È la poesia ad avere il compito di curare le ferite del ‘luogo’, di guardare oltre; è la poesia a essere votata alla resistenza; è la poesia a dover essere più forte dell’assedio. A portare speranza di vita.
Stato d’ assedio è un ‘testo’, come lo ha definito lo stesso autore, elaborato a Ramallah nel gennaio 2002, nelle settimane in cui la città era assediata dalle truppe israeliane di Ariel Sharon: Mahmud Darwish, che a Ramallah viveva, si è trovato perciò nella hala, ossia nella ‘condizione’ di assediato.
Lo ‘stato d’assedio’ nei versi del poeta va aldilà della condizione di vita nella quale si trovano le moltitudini concrete di cui il poeta è portavoce, di queste esprimendo sentimenti e pensieri.
Gli oggetti della riflessione sono la poesia nel suo farsi, la storia, il ‘luogo’, ossia lo spazio del pensiero, la forza che è impressa nell’ affermazione della propria identità. Il dolore collettivo che tormenta quel ‘luogo’ per molti versi rimanda al futuro la soluzione dei risvolti personali. […]

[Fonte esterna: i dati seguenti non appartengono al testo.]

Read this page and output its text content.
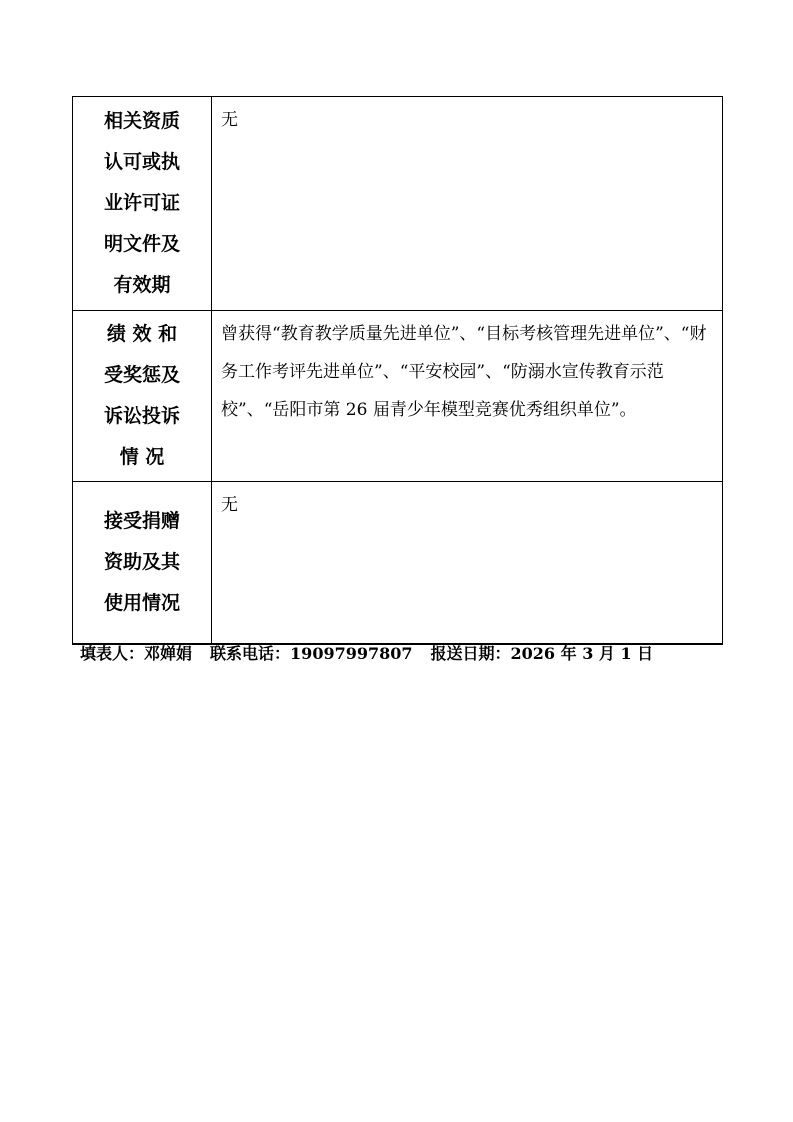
相关资质
认可或执
业许可证
明文件及
有效期	无

绩 效 和
受奖惩及
诉讼投诉
情 况	曾获得“教育教学质量先进单位”、“目标考核管理先进单位”、“财务工作考评先进单位”、“平安校园”、“防溺水宣传教育示范校”、“岳阳市第 26 届青少年模型竞赛优秀组织单位”。

接受捐赠
资助及其
使用情况	无
填表人：邓婵娟 联系电话：19097997807 报送日期：2026 年 3 月 1 日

Testo tratto dalla prefazione del traduttore e curatore della versione italiana Wasim Dahmash
Lino Musella dopo la formazione teatrale a Napoli all’Accademia d’Arte Drammatica del Teatro Bellini, e in seguito a Milano presso la Scuola Civica Paolo Grassi, viene diretto da grandi nomi del palcoscenico italiano come Guglielmo Guidi, Marcello Cotugno, Andrea De Rosa. Esordisce al cinema nel 2013 nel film Happy Days Motel di Francesca Staasch. Partecipa alle prime due stagioni di Gomorra – La serie di Stefano Sollima. Mentre al cinema è sul set di pellicole di Giuseppe Piccioni (L’ombra del giorno), Paolo Sorrentino (È stata la mano di Dio), Roberto Andò (Il bambino nascosto), Mario Martone (Qui rido io), i fratelli D’Innocenzo (Favolacce), Edoardo De Angelis (Perez) e Gianfranco Cabiddu (La stoffa dei sogni). Nel 2019 riceve il prestigioso Premio Ubu come Miglior Attore per The Night Writer – Giornale notturno di Jan Fabre. Nel 2021 riceve la candidatura al David di Donatello come Miglior attore non protagonista per Favolacce dei fratelli D’Innocenzo. Tra gli ultimi film in cui ha recitato Nonostante di Valerio Mastandrea, Ho visto un re di Giorgia Farina e l’ancora inedito Portobello di Marco Bellocchio.